Jolibois noted how the National Indian Brotherhood, the precursor to the Assembly of First Nations, attempted in 1982 to have a National Aboriginal Day recognized as a national holiday. Four years later, Governor General Roméo LeBlanc proclaimed June 21 National Aboriginal Day but it lacked the status of a statutory holiday.
It is only a paid day off in the Northwest Territories and in the Yukon.
Two years ago, the AFN passed a resolution at its general assembly calling for June 21 to be a statutory holiday.
Wednesday,Inuit Tapiriit Kanatami, the national Inuit organization, was holding its annual general meeting and no one was unavailable to offer comment. The group will announce the results of its election for president Thursday.
The Liberals said they had reached out to ITK and several other organizations and chiefs.
But the executive director of The Native Women's Association of Canada, Lynne Groulx, told HuffPost she was unaware of any federal government approach.
In his speech to the Commons in March, Sean Casey, the parliamentary secretary to the minister of Canadian heritage, cast doubt on whether Ottawa intends to move forward with a paid national holiday.
Casey noted that a "paid non-working holiday" would affect approximately six per cent of Canada's workforce or 904,000 employees working for the federal government or for federally-regulated sectors such as banking, aviation, and telecommunications.
"It is important to note that in order for us to designate this day as a paid holiday for all Canadians, federal public service collective agreements have to be amended, and the provinces and territories have to amend their respective laws if they have not done so already," he said.
Casey ended his speech by calling upon the House to "carefully consider all the implications of the bill before us."
In order to include employees in other sectors, the provinces and Nunavut would have to amend their labour codes to establish a new paid holiday.
Tories oppose NDP bill
Jolibois' private member's bill is up for a second hour of debate in September. It will then be voted on and sent to committee for further study.
The Conservatives have already said they publicly oppose the bill.
Indigenous Affairs Critic Cathy McLeod said the Tories believe in "reconciliation with all Indigenous peoples" but federal efforts should focus on poverty reduction and establishing transparent and open government.
"We respect and appreciate National Indigenous Peoples Day, but we are not sure that creating a federal statutory holiday is the approach to take," she said.

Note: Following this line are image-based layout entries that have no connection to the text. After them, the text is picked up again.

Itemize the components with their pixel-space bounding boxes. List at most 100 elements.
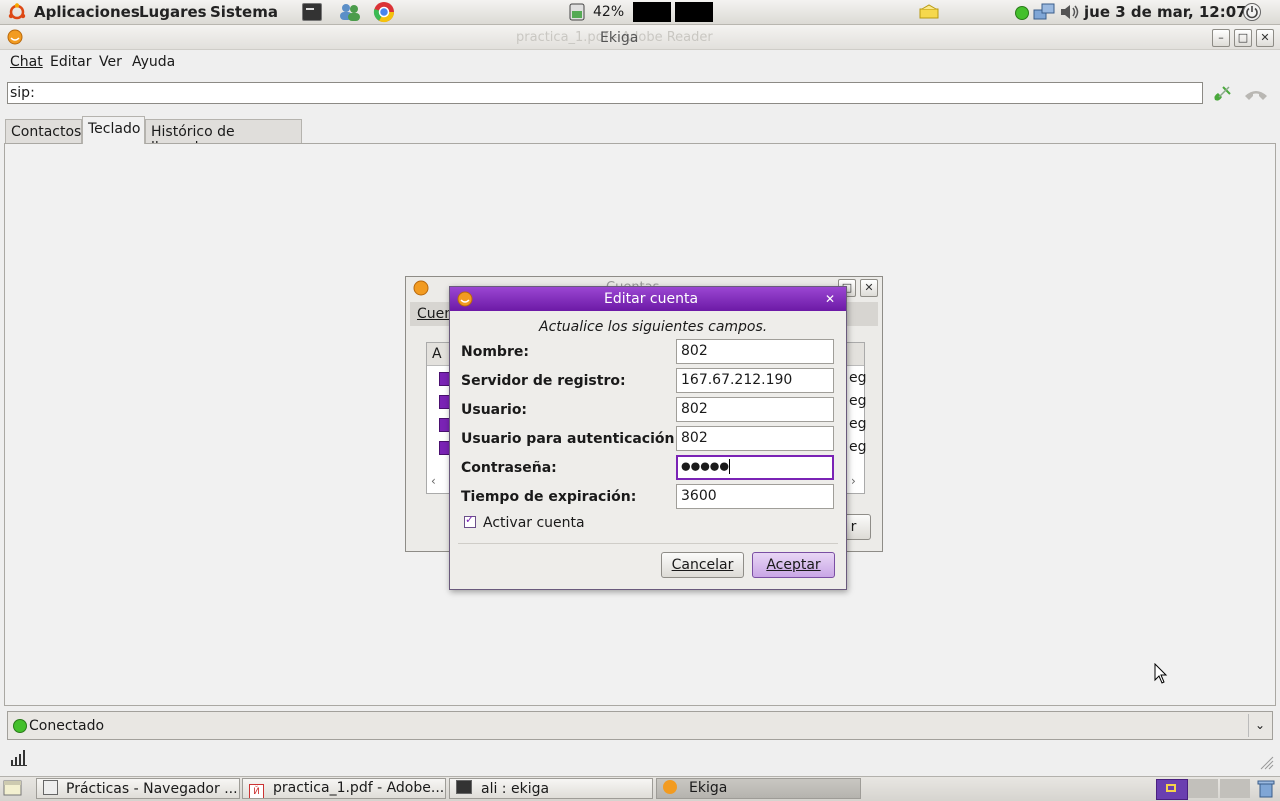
edit-dialog-close-button[interactable]: ✕ <box>822 291 838 307</box>
servidor-value: 167.67.212.190 <box>681 372 793 388</box>
servidor-field[interactable]: 167.67.212.190 <box>676 368 834 393</box>
ubuntu-logo-icon[interactable] <box>8 3 26 21</box>
terminal-icon <box>456 780 472 794</box>
taskbar-item-pdf[interactable]: Йpractica_1.pdf - Adobe... <box>242 778 446 799</box>
checkmark-icon: ✓ <box>465 513 475 526</box>
top-panel: Aplicaciones Lugares Sistema 42% jue 3 d… <box>0 0 1280 25</box>
menu-editar[interactable]: Editar <box>50 54 91 70</box>
servidor-label: Servidor de registro: <box>461 373 626 389</box>
edit-dialog-instruction: Actualice los siguientes campos. <box>539 319 768 335</box>
accounts-close-button[interactable]: ✕ <box>860 279 878 297</box>
menu-sistema[interactable]: Sistema <box>210 3 278 21</box>
taskbar-item-ekiga[interactable]: Ekiga <box>656 778 861 799</box>
workspace-1[interactable] <box>1156 779 1188 800</box>
edit-dialog-title: Editar cuenta <box>604 291 699 307</box>
menu-ayuda[interactable]: Ayuda <box>132 54 175 70</box>
ekiga-app-icon <box>7 29 23 45</box>
window-titlebar[interactable]: practica_1.pdf - Adobe Reader Ekiga – □ … <box>0 25 1280 50</box>
presence-status-selector[interactable]: Conectado ⌄ <box>7 711 1273 740</box>
activar-cuenta-checkbox[interactable]: ✓ <box>464 513 476 528</box>
taskbar-item-terminal[interactable]: ali : ekiga <box>449 778 653 799</box>
notes-icon[interactable] <box>919 4 939 20</box>
minimize-button[interactable]: – <box>1212 29 1230 47</box>
taskbar-item-label: Ekiga <box>689 780 728 796</box>
account-row-text: eg <box>849 393 867 409</box>
account-row-text: eg <box>849 370 867 386</box>
usuario-auth-label: Usuario para autenticación: <box>461 431 681 447</box>
terminal-launcher-icon[interactable] <box>302 3 322 21</box>
accounts-button-fragment: r <box>850 519 857 535</box>
menubar: Chat Editar Ver Ayuda <box>0 50 1280 76</box>
account-row-text: eg <box>849 416 867 432</box>
hangup-button-icon[interactable] <box>1243 84 1269 104</box>
expiracion-field[interactable]: 3600 <box>676 484 834 509</box>
accept-button[interactable]: Aceptar <box>752 552 835 578</box>
usuario-auth-field[interactable]: 802 <box>676 426 834 451</box>
presence-status-text: Conectado <box>29 718 105 734</box>
pdf-icon: Й <box>249 784 264 798</box>
usuario-value: 802 <box>681 401 708 417</box>
nombre-value: 802 <box>681 343 708 359</box>
workspace-3[interactable] <box>1220 779 1250 798</box>
signal-strength-icon[interactable] <box>10 748 28 766</box>
usuario-field[interactable]: 802 <box>676 397 834 422</box>
chevron-down-icon[interactable]: ⌄ <box>1248 714 1271 737</box>
edit-account-dialog: Editar cuenta ✕ Actualice los siguientes… <box>449 286 847 590</box>
tab-contactos-label: Contactos <box>11 124 82 140</box>
call-button-icon[interactable] <box>1210 82 1234 106</box>
network-icon[interactable] <box>1032 2 1056 22</box>
accept-button-label: Aceptar <box>766 557 821 573</box>
dialog-separator <box>458 543 838 544</box>
clock[interactable]: jue 3 de mar, 12:07 <box>1084 3 1247 21</box>
contrasena-field[interactable]: ●●●●● <box>676 455 834 480</box>
window-title: Ekiga <box>600 30 639 46</box>
contrasena-value: ●●●●● <box>681 459 729 473</box>
ekiga-status-icon[interactable] <box>1014 5 1030 21</box>
menu-lugares[interactable]: Lugares <box>139 3 207 21</box>
contacts-launcher-icon[interactable] <box>338 2 362 22</box>
nombre-field[interactable]: 802 <box>676 339 834 364</box>
expiracion-label: Tiempo de expiración: <box>461 489 637 505</box>
accounts-column-header[interactable]: A <box>432 346 442 362</box>
scroll-right-icon[interactable]: › <box>851 474 856 488</box>
trash-icon[interactable] <box>1256 779 1276 799</box>
cancel-button-label: Cancelar <box>671 557 734 573</box>
nombre-label: Nombre: <box>461 344 529 360</box>
edit-dialog-titlebar[interactable]: Editar cuenta ✕ <box>450 287 846 311</box>
memory-monitor-graph[interactable] <box>675 2 713 22</box>
mouse-pointer-icon <box>1154 663 1168 684</box>
cancel-button[interactable]: Cancelar <box>661 552 744 578</box>
tab-teclado[interactable]: Teclado <box>82 116 145 144</box>
usuario-auth-value: 802 <box>681 430 708 446</box>
expiracion-value: 3600 <box>681 488 717 504</box>
power-icon[interactable] <box>1242 2 1262 22</box>
edit-dialog-app-icon <box>457 291 473 307</box>
taskbar-item-navegador[interactable]: Prácticas - Navegador ... <box>36 778 240 799</box>
usuario-label: Usuario: <box>461 402 528 418</box>
cpu-monitor-graph[interactable] <box>633 2 671 22</box>
tab-contactos[interactable]: Contactos <box>5 119 82 143</box>
taskbar-item-label: practica_1.pdf - Adobe... <box>273 780 445 796</box>
tab-historico[interactable]: Histórico de llamadas <box>145 119 302 156</box>
account-row-text: eg <box>849 439 867 455</box>
online-status-icon <box>13 719 27 733</box>
scroll-left-icon[interactable]: ‹ <box>431 474 436 488</box>
close-button[interactable]: ✕ <box>1256 29 1274 47</box>
battery-percent: 42% <box>593 4 625 20</box>
sip-uri-input[interactable]: sip: <box>7 82 1203 104</box>
battery-icon[interactable] <box>566 3 590 21</box>
workspace-2[interactable] <box>1188 779 1218 798</box>
resize-grip-icon[interactable] <box>1260 756 1274 770</box>
activar-cuenta-label[interactable]: Activar cuenta <box>483 515 585 531</box>
menu-aplicaciones[interactable]: Aplicaciones <box>34 3 140 21</box>
menu-ver[interactable]: Ver <box>99 54 122 70</box>
taskbar-item-label: ali : ekiga <box>481 781 550 797</box>
taskbar-item-label: Prácticas - Navegador ... <box>66 781 238 797</box>
menu-chat[interactable]: Chat <box>10 54 43 70</box>
maximize-button[interactable]: □ <box>1234 29 1252 47</box>
show-desktop-icon[interactable] <box>3 779 23 798</box>
accounts-dialog-app-icon <box>413 280 429 296</box>
chrome-launcher-icon[interactable] <box>373 1 395 23</box>
accounts-menu-cuentas[interactable]: Cuen <box>417 306 453 322</box>
volume-icon[interactable] <box>1059 3 1081 21</box>
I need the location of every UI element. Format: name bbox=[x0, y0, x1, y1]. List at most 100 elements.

During her speech in the House, Jolibois noted that she had received significant support for her bill but also "racist," "unprofessional," "illogical," and "uncalled for" comments.
"Too many Indigenous peoples live with this language on a daily basis, and I firmly believe that taking steps toward reconciliation will alleviate at least some of the pain caused by this language," the First Nations' woman said.
Bernier laments 'cult of victimhood'
On Twitter Wednesday, former Conservative leadership contender Maxime Bernier took some heat for suggesting that a national day to mark reconciliation with Indigenous peoples was an effort at "extreme" political correctness and multiculturalism.
"Why not celebrate instead the heritage and renewal of aboriginal cultures? That would unite us in positive way. Cult of victimhood and obsession with past wrongs instead of focus on the progress made and to come are another sick characteristic of extreme PC and multiculturalism," he tweeted.
Members of the opposition have called on Conservative Leader Andrew Scheer to boot Bernier from caucus, following a series of his MP's tweets which were widely seen as racist.